A coalition
of giant brands is about to change how we shop forever, with a new zero-waste
platform
Loop will send you name-brand products, like Tide detergent,
Crest mouthwash, or Häagen Dazs ice cream. When you’re done, you ship the empty
container back, where it gets cleaned and reused for the next customer.
In the not-too-distant future–as soon as this
spring, if you live in or near New York City or Paris–you’ll be able to buy ice
cream or shampoo in a reusable container. When you’re done eating a tub of Haagen-Dazs,
you’ll toss the sleek stainless steel package in your personal reuse bin
instead of your trash can. Then it will be picked up for delivery back to a
cleaning and sterilization facility so that it can be refilled with more ice
cream for another customer.
Loop, a new
zero-waste platform from a coalition of major consumer product companies, will
launch its first pilots this year. “While recycling is critically important, it
is not going to solve waste at the root cause,” says Tom Szaky, CEO and
cofounder of TerraCycle,
a company that is known for recycling hard-to-recycle materials, and one of the
partners behind the project.
“We run what is today the world’s largest supply
chain on ocean plastic, collecting it and going into Unilever and Procter &
Gamble products and so on,” Szaky says. “But every day, more and more gets put
in the ocean, so no matter how much we clean the ocean, we’re never going to
solve the problem. That’s really where Loop emerged…To us, the root cause of
waste is not plastic, per se, it’s using things once, and that’s really what
Loop tries to change as much as possible.”
TerraCycle worked with companies like Procter
& Gamble, Nestle, PepsiCo, Unilever, and more than a dozen others for over
a year to develop the new platform. Each package in the system is designed for
100 or more uses. In the initial launch, products will be available through
Loop’s e-commerce site. When you order, say, deodorant or mouthwash, you’ll pay
a deposit for the bottle. The order will show up in a reusable tote–designed by
engineers at UPS to withstand repeated journeys–instead of a cardboard box. As
you use up products, you’ll throw the empty containers back in the tote.
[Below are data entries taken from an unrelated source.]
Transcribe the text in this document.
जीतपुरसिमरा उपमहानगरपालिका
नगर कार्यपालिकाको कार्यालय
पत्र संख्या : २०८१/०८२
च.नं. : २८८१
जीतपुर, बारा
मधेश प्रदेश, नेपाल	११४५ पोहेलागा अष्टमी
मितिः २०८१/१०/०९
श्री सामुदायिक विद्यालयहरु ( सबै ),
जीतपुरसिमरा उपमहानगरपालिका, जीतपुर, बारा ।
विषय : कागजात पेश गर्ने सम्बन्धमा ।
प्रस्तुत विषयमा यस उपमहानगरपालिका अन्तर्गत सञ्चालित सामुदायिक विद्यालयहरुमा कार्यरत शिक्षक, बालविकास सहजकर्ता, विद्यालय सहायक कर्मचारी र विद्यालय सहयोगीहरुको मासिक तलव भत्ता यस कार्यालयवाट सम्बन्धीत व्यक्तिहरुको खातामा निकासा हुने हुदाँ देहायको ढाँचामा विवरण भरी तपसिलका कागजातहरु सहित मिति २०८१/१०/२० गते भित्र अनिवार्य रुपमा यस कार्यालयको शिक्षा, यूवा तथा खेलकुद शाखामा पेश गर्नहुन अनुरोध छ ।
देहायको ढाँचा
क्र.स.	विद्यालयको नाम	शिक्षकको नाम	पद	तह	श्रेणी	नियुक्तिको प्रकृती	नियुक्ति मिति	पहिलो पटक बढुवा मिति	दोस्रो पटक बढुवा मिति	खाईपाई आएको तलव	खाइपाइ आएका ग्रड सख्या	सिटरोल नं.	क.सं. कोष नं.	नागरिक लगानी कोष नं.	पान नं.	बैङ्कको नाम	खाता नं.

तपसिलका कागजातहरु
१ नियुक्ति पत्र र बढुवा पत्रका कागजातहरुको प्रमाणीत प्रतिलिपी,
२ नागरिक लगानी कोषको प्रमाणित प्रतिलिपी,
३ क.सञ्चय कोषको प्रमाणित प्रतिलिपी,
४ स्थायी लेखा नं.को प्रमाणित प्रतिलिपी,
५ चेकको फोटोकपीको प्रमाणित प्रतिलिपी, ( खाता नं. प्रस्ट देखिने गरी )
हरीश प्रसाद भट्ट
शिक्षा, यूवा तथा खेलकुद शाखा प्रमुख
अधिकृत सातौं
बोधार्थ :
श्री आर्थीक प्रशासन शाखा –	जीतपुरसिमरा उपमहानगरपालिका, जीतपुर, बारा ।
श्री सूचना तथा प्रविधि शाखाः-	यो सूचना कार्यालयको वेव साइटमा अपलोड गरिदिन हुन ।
When
it’s full, you can go to the Loop website to request a delivery driver to pick
it up (or, if you prefer, drop it off at a UPS store).
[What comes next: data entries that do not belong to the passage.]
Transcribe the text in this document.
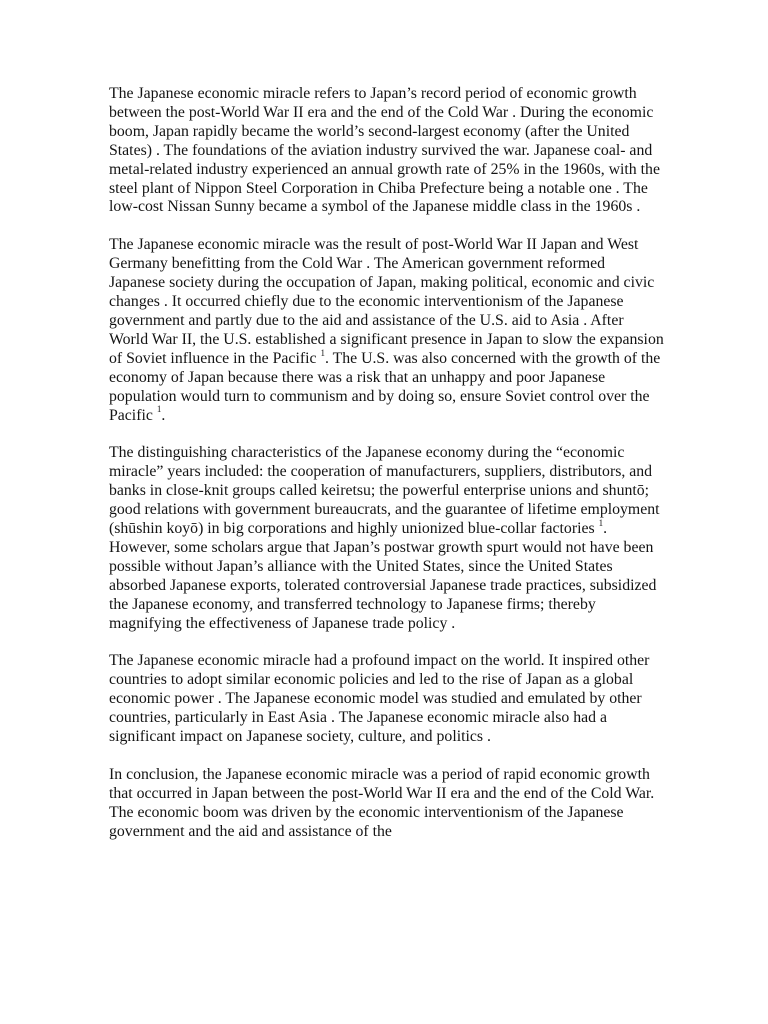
The Japanese economic miracle refers to Japan’s record period of economic growth between the post-World War II era and the end of the Cold War . During the economic boom, Japan rapidly became the world’s second-largest economy (after the United States) . The foundations of the aviation industry survived the war. Japanese coal- and metal-related industry experienced an annual growth rate of 25% in the 1960s, with the steel plant of Nippon Steel Corporation in Chiba Prefecture being a notable one . The low-cost Nissan Sunny became a symbol of the Japanese middle class in the 1960s .

The Japanese economic miracle was the result of post-World War II Japan and West Germany benefitting from the Cold War . The American government reformed Japanese society during the occupation of Japan, making political, economic and civic changes . It occurred chiefly due to the economic interventionism of the Japanese government and partly due to the aid and assistance of the U.S. aid to Asia . After World War II, the U.S. established a significant presence in Japan to slow the expansion of Soviet influence in the Pacific $^1$. The U.S. was also concerned with the growth of the economy of Japan because there was a risk that an unhappy and poor Japanese population would turn to communism and by doing so, ensure Soviet control over the Pacific $^1$.

The distinguishing characteristics of the Japanese economy during the “economic miracle” years included: the cooperation of manufacturers, suppliers, distributors, and banks in close-knit groups called keiretsu; the powerful enterprise unions and shuntō; good relations with government bureaucrats, and the guarantee of lifetime employment (shūshin koyō) in big corporations and highly unionized blue-collar factories $^1$. However, some scholars argue that Japan’s postwar growth spurt would not have been possible without Japan’s alliance with the United States, since the United States absorbed Japanese exports, tolerated controversial Japanese trade practices, subsidized the Japanese economy, and transferred technology to Japanese firms; thereby magnifying the effectiveness of Japanese trade policy .

The Japanese economic miracle had a profound impact on the world. It inspired other countries to adopt similar economic policies and led to the rise of Japan as a global economic power . The Japanese economic model was studied and emulated by other countries, particularly in East Asia . The Japanese economic miracle also had a significant impact on Japanese society, culture, and politics .

In conclusion, the Japanese economic miracle was a period of rapid economic growth that occurred in Japan between the post-World War II era and the end of the Cold War. The economic boom was driven by the economic interventionism of the Japanese government and the aid and assistance of the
For consumers, the process is designed to be
as seamless as possible. “The goal isn’t as much to get you to change, it’s
instead to create systems that don’t make you change–but have you then solve
the issue in the process,” Szaky says. “Creating consumer change is
phenomenally difficult. So the first question we asked in developing the model
was why did disposability win? Why did it take over? I think it did because
disposability is convenient and affordable.”
Others have tried to tackle the problem of
trash through other models, like refillable packaging or zero-waste grocery stores. But when those solutions fall short of the convenience or
affordability of standard plastic packaging, they struggle to gain mass
adoption. Loop aims to be essentially as convenient as throwing something in
the trash; you don’t even need to rinse the container, so in that respect, it’s
simpler than recycling. Apart from the refundable deposit on the package, the
cost of the products will be similar to what customers pay now. Customers may also
pay for shipping the totes back and forth, though a certain number of products
can be shipped free, depending on the weight.
UPS, which is partnering on the initial pilot
to both deliver orders and pick up totes of empty containers, says that the
system fits into its existing operations. “If you think of a typical day for a
package-car driver, that driver will leave the building in the morning with a
full package car,” says Patrick Browne, global director of sustainability at
UPS. “As he’s going throughout the day delivering, on a very engineered route
to reduce miles, at the same time, he’s picking up packages. So the effect is
that driver leaves full and comes home full.”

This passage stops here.